W piątek po południu w gmachu ministerstwa pojawiło się dziesięć osób - ośmiu mężczyzn i dwie kobiety. Pierwsza dwójka weszła o 16.55. O 18.30 kolejnych pięcioro. Następnie o 18.55 do gmachu wkroczyła ostatnia trójka. Agenci podzielili się na trzy grupy. Pierwsza, dwuosobowa, pracowała w sekretariacie wiceministra Macieja Jabłońskiego, wcześniej szefa gabinetu politycznego Andrzeja Leppera. Trzech innych funkcjonariuszy weszło do pomieszczeń wydziału prezydialnego w biurze ministra rolnictwa. Ostatnia czteroosobowa grupa przeszukiwała Departament Gospodarki Ziemią, który odpowiada za odrolnianie gruntów.
- Zdjęli kurtki i marynarki, widać było broń i kajdanki - opowiada gazecie pracownik ministerstwa. Przeszukania zakończyły się pięć minut przed północą. Kolejni ludzie z CBA pojawili się w gmachu przy ul. Wspólnej już po dwóch godzinach, w nocy z piątku na sobotę. Mieli mniej szczęścia, bo do środka nie wpuściła ich ochrona. Trójką "nocnych" agentów dowodził mężczyzna, który przedstawił się jako Artur M. Zamierzali zabrać nagrania z kamer przemysłowych zamontowanych w ministerstwie. Niczego jednak nie dostali, bo ochrona z firmy Ekotrade odprawiła ich z kwitkiem.
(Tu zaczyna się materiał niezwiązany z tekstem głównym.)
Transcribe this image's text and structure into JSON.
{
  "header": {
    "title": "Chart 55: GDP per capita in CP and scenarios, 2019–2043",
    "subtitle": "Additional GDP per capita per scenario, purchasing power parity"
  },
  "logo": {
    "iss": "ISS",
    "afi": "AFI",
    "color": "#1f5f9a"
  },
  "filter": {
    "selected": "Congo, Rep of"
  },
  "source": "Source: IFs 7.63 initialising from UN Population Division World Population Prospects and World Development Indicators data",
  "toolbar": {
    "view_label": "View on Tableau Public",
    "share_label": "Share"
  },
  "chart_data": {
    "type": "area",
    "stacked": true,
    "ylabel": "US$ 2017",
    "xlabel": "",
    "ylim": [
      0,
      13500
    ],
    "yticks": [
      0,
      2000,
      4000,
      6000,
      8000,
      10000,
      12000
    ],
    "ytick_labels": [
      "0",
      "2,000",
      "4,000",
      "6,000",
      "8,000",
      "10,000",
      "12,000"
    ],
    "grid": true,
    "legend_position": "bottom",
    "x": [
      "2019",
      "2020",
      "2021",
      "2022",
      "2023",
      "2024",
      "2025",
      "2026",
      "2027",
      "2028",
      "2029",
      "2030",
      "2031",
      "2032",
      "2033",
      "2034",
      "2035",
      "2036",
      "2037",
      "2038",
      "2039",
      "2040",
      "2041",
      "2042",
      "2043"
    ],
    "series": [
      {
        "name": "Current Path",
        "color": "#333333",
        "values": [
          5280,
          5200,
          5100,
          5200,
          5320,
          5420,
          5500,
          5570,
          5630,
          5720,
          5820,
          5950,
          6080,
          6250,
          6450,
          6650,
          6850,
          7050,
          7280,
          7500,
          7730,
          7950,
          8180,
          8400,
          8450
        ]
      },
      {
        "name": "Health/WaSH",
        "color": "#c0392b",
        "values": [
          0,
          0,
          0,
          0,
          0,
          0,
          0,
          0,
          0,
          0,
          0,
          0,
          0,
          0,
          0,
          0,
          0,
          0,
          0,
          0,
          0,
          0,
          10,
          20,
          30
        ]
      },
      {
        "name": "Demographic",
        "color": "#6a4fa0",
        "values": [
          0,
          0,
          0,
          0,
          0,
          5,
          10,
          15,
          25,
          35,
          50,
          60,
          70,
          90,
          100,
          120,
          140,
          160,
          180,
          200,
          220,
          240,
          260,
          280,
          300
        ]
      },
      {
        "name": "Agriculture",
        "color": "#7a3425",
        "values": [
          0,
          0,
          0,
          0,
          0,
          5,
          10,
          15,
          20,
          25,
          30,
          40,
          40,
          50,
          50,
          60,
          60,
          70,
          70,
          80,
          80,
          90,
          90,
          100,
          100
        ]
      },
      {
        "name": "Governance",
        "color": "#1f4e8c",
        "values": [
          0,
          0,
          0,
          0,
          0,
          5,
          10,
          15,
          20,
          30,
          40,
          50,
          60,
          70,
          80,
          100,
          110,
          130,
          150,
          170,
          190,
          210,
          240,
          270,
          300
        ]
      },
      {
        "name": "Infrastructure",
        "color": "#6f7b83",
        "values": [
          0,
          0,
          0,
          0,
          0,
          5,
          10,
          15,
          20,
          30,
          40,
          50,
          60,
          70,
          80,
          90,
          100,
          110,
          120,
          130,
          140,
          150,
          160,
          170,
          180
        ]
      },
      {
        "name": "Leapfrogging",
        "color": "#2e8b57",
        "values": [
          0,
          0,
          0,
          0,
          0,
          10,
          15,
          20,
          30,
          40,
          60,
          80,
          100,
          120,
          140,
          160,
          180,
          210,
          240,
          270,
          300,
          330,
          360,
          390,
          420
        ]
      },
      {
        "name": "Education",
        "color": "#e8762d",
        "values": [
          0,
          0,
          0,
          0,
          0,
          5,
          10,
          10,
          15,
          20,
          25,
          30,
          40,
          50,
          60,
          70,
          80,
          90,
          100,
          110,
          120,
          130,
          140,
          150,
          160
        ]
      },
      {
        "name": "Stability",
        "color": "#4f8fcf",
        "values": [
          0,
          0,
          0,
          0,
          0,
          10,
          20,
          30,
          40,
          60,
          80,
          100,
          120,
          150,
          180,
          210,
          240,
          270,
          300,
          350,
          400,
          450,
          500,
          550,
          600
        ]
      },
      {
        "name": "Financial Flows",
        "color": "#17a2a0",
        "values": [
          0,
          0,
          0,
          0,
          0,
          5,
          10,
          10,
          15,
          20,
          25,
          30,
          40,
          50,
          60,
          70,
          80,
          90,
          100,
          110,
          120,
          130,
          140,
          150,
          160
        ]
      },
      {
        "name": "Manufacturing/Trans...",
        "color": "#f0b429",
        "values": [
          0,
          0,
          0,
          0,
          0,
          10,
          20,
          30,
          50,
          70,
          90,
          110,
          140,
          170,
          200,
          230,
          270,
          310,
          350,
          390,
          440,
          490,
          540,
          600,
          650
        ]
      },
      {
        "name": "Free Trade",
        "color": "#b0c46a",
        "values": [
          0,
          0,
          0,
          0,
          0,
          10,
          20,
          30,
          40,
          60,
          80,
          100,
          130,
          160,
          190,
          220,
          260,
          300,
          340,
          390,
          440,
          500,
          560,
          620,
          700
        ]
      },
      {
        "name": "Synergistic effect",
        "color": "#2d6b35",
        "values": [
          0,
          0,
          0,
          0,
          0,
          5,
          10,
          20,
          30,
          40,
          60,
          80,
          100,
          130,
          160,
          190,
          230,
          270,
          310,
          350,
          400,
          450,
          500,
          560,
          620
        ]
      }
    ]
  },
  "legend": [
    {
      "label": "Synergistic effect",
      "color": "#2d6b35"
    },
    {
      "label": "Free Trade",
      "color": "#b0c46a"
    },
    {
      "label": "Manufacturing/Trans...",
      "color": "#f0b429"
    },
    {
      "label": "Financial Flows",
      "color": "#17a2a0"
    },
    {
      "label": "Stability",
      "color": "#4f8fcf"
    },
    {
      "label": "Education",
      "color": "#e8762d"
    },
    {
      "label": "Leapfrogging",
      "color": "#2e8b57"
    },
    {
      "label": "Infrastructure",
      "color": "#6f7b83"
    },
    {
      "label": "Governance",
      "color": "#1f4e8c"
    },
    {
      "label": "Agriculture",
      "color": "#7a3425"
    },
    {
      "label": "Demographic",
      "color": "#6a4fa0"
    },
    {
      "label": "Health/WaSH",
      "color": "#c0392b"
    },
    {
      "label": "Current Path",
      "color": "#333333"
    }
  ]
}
Przez pół nocy czekali w holu. O 3.55 funkcjonariusze dali za wygraną i poszli do domu. W sobotę rano i przez całą niedzielę agenci nie przychodzili do resortu. Kolejny raz pojawili się w budynku dopiero w poniedziałek wieczorem, niedługo po tym, jak premier Jarosław Kaczyński wyrzucił Andrzeja Leppera z rządu. Przyjechali o 20.40. Chwilę po nich do urzędu przyjechali wezwani tam pracownicy: sekretarka wiceministra Henryka Kowalczyka z PiS oraz Rafał Romanowski, jego asystent.
To Romanowski, według informacji "Dz", miał m.in. wprowadzić CBA do gabinetu Andrzeja Leppera. Romanowski został w ministerstwie do północy. Agenci byli tam do wtorku rano. Dopiero tego dnia CBA udało się skopiować z twardych dysków nagrania z monitoringu wejść i wyjść z ministerstwa.
Tygodnik "Nie" w swoim najnowszym numerze napisał, że po raz pierwszy agenci Centralnego Biura Antykorupcyjnego przyszli do Ministerstwa Rolnictwa jeszcze przed zatrzymaniem Piotra Ryby i Andrzeja Kryszyńskiego, ale zostali odprawieni z kwitkiem przez ochronę. Gdyby "Nie" pisało prawdę, oznaczałoby to, że CBA popełniło falstart i samo zdekonspirowało swoją operację - zauważa "Dziennik". Jednak informator pisma pomylił daty, faktycznie funkcjonariusze weszli pierwszy raz do resortu Leppera dopiero w piątek po południu.